Of the two firms, Turkven has sold more of the assets from its previous funds. In euro terms, it achieved an eight-times return from its investment in jeans brand Mavi Giyim Sanayi ve Ticaret AS when the company went public with a valuation of around 1.17 billion lira ($236 million) in June 2017, a person familiar with the matter said.

 

In local-currency terms, the return was more like 20 times, the person said.

 

The same month, the £291 million listing of DP Eurasia NV, which runs the Domino’s Pizza franchise in Turkey and neighbouring countries, delivered another eight-times euro return for Turkven, the person added. The firm completed four initial public offerings last year.

 

Actera, meanwhile, generated a four-times return on investment in euro terms from the €950 million sale of Turkish ferry operator U.N. Ro-Ro Isletmeleri A.S. in April this year, a person familiar with the matter said. Actera bought U.N. Ro-Ro for an undisclosed price alongside another Turkish investment firm, Esas Holding, from KKR & Co. in 2013.

 

The EBRD’s mandate to boost private investment in developing economies means it has more risk appetite than most institutional investors.

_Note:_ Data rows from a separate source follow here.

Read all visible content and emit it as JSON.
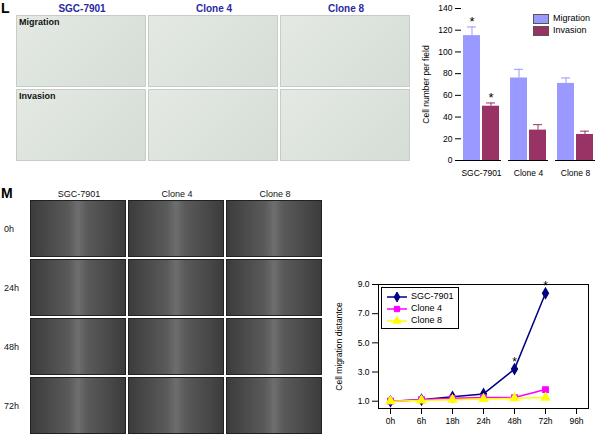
{
  "figure": {
    "panels": [
      {
        "label": "L",
        "images": {
          "columns": [
            "SGC-7901",
            "Clone 4",
            "Clone 8"
          ],
          "rows": [
            "Migration",
            "Invasion"
          ]
        }
      },
      {
        "label": "M",
        "images": {
          "columns": [
            "SGC-7901",
            "Clone 4",
            "Clone 8"
          ],
          "rows": [
            "0h",
            "24h",
            "48h",
            "72h"
          ]
        }
      }
    ]
  },
  "chart_data": [
    {
      "type": "bar",
      "categories": [
        "SGC-7901",
        "Clone 4",
        "Clone 8"
      ],
      "series": [
        {
          "name": "Migration",
          "color": "#9999ff",
          "values": [
            115,
            76,
            71
          ],
          "errors": [
            8,
            8,
            5
          ]
        },
        {
          "name": "Invasion",
          "color": "#993366",
          "values": [
            50,
            28,
            24
          ],
          "errors": [
            3,
            5,
            3
          ]
        }
      ],
      "y_label": "Cell number per field",
      "ylim": [
        0,
        140
      ],
      "yticks": [
        0,
        20,
        40,
        60,
        80,
        100,
        120,
        140
      ],
      "legend": "top-right",
      "grid": false,
      "annotations": [
        {
          "text": "*",
          "category": "SGC-7901",
          "series": "Migration"
        },
        {
          "text": "*",
          "category": "SGC-7901",
          "series": "Invasion"
        }
      ]
    },
    {
      "type": "line",
      "categories": [
        "0h",
        "6h",
        "18h",
        "24h",
        "48h",
        "72h",
        "96h"
      ],
      "series": [
        {
          "name": "SGC-7901",
          "color": "#000080",
          "marker": "diamond",
          "values": [
            1.0,
            1.1,
            1.3,
            1.5,
            3.2,
            8.4,
            null
          ]
        },
        {
          "name": "Clone 4",
          "color": "#ff00ff",
          "marker": "square",
          "values": [
            1.0,
            1.1,
            1.2,
            1.25,
            1.25,
            1.8,
            null
          ]
        },
        {
          "name": "Clone 8",
          "color": "#ffff00",
          "marker": "triangle",
          "values": [
            1.0,
            1.05,
            1.1,
            1.15,
            1.2,
            1.25,
            null
          ]
        }
      ],
      "y_label": "Cell migration distantce",
      "ylim": [
        0.5,
        9.0
      ],
      "yticks": [
        {
          "value": 1,
          "label": "1.0"
        },
        {
          "value": 3,
          "label": "3.0"
        },
        {
          "value": 5,
          "label": "5.0"
        },
        {
          "value": 7,
          "label": "7.0"
        },
        {
          "value": 9,
          "label": "9.0"
        }
      ],
      "legend": "top-left",
      "grid": false,
      "annotations": [
        {
          "text": "*",
          "category": "48h",
          "series": "SGC-7901"
        },
        {
          "text": "*",
          "category": "72h",
          "series": "SGC-7901"
        }
      ]
    }
  ]
}
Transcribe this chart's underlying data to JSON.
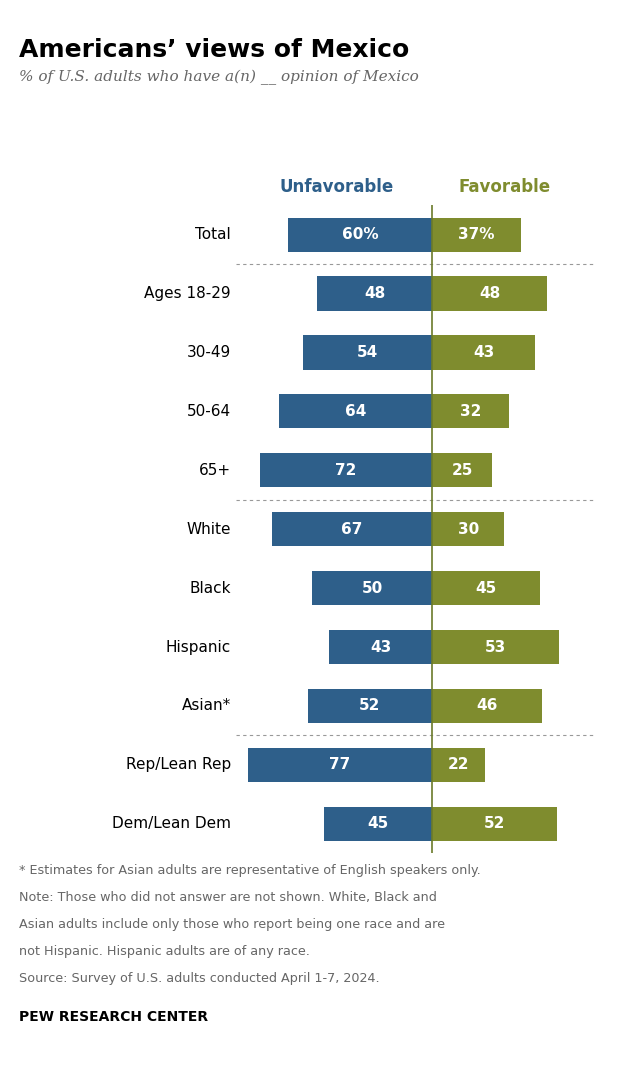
{
  "title": "Americans’ views of Mexico",
  "subtitle": "% of U.S. adults who have a(n) __ opinion of Mexico",
  "unfavorable_label": "Unfavorable",
  "favorable_label": "Favorable",
  "categories": [
    "Total",
    "Ages 18-29",
    "30-49",
    "50-64",
    "65+",
    "White",
    "Black",
    "Hispanic",
    "Asian*",
    "Rep/Lean Rep",
    "Dem/Lean Dem"
  ],
  "unfavorable": [
    60,
    48,
    54,
    64,
    72,
    67,
    50,
    43,
    52,
    77,
    45
  ],
  "favorable": [
    37,
    48,
    43,
    32,
    25,
    30,
    45,
    53,
    46,
    22,
    52
  ],
  "unfavorable_color": "#2E5F8A",
  "favorable_color": "#7F8C2E",
  "bar_height": 0.58,
  "center_line_color": "#6B7A2A",
  "divider_after_indices": [
    0,
    4,
    8
  ],
  "footnote_lines": [
    "* Estimates for Asian adults are representative of English speakers only.",
    "Note: Those who did not answer are not shown. White, Black and",
    "Asian adults include only those who report being one race and are",
    "not Hispanic. Hispanic adults are of any race.",
    "Source: Survey of U.S. adults conducted April 1-7, 2024."
  ],
  "source_label": "PEW RESEARCH CENTER",
  "unfavorable_label_color": "#2E5F8A",
  "favorable_label_color": "#7F8C2E",
  "text_color_white": "#ffffff",
  "background_color": "#ffffff",
  "max_unf": 80,
  "max_fav": 60
}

It has already provisionally approved an investment in Actera’s new fund, its website says.

 

“What we have seen in the 25 years of our portfolio is that when times are hard and it’s difficult to fundraise, the scarcity of capital allows fund managers to be much more selective,” Ms. Fossemalle said. “There is less competition for assets, and hopefully that leads to good returns.”

 

From that perspective, Turkish private equity sounds like a winning proposition. But portfolio managers holding the purse strings at big institutional investors may be more cautious. Without a quick turnaround in Turkey’s economic situation, Actera and Turkven may be on the road a while.